What is a Net Operating Loss?

A net operating loss (NOL) results from the situation in which a business has more allowable tax deductions than it has taxable income. In this case, the business has negative income, or a net operating loss.

Net operating loss is applicable only to pass-through businesses, including sole proprietorships, LLCs, partnerships, and S corporations, in which the income or loss from the business passes through to the individual income tax return.

Net operating loss for corporations is a different type of loss, and not included in this article.

Calculating a Net Operating Loss

The loss from your business is only one part of the net operating loss calculation.

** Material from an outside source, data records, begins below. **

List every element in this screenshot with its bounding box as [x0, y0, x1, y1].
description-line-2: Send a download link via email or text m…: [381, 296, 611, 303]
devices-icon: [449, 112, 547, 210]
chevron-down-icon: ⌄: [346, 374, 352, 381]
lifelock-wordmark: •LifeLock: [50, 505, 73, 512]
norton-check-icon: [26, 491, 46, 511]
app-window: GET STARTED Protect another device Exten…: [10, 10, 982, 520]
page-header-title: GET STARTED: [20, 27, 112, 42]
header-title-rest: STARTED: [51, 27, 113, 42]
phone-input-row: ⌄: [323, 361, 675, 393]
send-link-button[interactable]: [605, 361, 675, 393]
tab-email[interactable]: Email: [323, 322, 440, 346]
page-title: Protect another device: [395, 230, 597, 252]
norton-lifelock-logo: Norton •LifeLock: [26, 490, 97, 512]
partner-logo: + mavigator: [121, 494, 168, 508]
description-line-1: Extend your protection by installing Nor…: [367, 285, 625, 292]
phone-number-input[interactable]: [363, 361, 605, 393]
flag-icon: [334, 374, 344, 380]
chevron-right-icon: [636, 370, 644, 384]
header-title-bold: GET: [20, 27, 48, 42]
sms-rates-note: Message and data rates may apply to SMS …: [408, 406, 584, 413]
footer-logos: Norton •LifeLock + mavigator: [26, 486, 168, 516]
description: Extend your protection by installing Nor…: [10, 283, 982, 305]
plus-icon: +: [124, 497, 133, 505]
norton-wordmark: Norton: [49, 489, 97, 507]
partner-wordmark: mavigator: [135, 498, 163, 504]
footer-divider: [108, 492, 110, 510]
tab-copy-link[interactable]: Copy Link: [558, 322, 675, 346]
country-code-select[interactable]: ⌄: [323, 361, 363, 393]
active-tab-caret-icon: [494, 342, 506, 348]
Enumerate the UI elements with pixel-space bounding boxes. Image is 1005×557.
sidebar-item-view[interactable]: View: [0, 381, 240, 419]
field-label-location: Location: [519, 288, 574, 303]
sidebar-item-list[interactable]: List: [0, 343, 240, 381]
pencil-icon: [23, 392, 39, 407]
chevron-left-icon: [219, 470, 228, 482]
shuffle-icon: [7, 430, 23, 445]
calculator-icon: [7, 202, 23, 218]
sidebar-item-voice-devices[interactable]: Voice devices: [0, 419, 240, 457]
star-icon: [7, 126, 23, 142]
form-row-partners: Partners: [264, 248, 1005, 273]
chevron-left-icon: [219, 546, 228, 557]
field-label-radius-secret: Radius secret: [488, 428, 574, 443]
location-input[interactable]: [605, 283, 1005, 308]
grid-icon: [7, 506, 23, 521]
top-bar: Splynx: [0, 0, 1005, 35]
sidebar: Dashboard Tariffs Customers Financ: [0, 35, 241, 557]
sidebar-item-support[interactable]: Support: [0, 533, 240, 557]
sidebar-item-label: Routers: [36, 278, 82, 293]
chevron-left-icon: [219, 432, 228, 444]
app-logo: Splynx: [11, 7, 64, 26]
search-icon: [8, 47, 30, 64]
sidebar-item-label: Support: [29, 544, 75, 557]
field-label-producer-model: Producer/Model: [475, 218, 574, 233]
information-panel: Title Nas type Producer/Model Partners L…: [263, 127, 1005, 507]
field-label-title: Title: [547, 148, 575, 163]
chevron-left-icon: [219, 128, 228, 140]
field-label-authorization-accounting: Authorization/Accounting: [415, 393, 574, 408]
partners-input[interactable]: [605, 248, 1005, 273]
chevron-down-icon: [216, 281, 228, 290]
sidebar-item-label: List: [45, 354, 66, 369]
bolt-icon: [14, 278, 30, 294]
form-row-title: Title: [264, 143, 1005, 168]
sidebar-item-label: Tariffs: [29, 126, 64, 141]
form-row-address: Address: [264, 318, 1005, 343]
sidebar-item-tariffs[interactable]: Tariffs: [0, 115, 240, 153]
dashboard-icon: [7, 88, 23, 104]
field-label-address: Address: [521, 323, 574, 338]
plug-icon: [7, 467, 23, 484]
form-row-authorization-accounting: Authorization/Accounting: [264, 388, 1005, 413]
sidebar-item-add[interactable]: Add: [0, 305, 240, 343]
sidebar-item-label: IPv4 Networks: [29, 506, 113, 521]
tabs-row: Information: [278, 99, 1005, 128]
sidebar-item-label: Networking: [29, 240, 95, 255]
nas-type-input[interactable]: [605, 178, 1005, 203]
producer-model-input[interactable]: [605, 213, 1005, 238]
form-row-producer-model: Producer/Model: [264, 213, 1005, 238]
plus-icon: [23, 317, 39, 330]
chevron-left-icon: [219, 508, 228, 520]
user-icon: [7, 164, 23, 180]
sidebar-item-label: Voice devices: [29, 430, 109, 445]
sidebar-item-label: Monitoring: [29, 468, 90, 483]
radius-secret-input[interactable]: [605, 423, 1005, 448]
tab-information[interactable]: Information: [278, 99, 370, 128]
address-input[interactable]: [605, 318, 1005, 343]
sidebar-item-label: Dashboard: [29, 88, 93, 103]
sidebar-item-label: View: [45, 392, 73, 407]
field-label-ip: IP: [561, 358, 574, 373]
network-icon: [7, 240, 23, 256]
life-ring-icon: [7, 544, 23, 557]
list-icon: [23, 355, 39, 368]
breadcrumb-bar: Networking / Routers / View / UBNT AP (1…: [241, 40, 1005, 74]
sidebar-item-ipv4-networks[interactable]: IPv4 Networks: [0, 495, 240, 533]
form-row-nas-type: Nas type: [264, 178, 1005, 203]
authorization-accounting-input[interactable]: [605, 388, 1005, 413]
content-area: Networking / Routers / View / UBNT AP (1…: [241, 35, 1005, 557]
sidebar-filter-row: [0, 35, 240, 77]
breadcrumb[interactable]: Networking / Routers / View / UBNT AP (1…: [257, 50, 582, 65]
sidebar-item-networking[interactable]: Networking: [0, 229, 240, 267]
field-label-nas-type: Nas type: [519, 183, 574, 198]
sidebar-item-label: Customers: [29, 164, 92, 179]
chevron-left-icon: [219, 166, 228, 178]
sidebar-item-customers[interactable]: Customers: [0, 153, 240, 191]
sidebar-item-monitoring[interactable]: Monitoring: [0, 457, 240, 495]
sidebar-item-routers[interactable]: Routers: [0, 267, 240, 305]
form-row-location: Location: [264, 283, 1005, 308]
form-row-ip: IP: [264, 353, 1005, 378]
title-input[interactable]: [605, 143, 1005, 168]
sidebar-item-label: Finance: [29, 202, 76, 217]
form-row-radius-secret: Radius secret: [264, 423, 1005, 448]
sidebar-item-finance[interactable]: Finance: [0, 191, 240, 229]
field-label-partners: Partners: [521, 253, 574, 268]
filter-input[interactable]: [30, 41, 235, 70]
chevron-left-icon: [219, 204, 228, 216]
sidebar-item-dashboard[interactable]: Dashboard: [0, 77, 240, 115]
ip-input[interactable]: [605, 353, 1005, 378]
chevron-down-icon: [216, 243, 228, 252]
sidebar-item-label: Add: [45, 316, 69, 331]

For calculation purposes on your personal tax return (Form 1040):

  • Calculate Adjusted Gross Income (line 37 of Form 1040)
  • Subtract standard or itemized deductions, whichever is applicable.
  • The resulting amount, on Line 41, is the net operating loss.

From this point, it gets complicated. Some types of deductions are excluded from the calculation of net operating loss. You can see the entire calculation on IRS Form 1045, specifically Schedule A.  Note that the title "Tentative Refund" means a "quick refund" by means of a loss carry back.

Moving a Net Operating Loss to Minimize Taxes

A net operating loss in one year can be used to minimize tax profits in one or more years. 

Net operating losses may be carried back (used to offset profits in previous years) a specific number of years, or carried forward (used to offset profits in future years) depending on IRS regulations in effect at the time of the loss.

See this article which explains tax carryback and tax carry forward provisions and how they work. 

For more details on Net Operating Loss, limitations and calculations, see IRS Publication 536.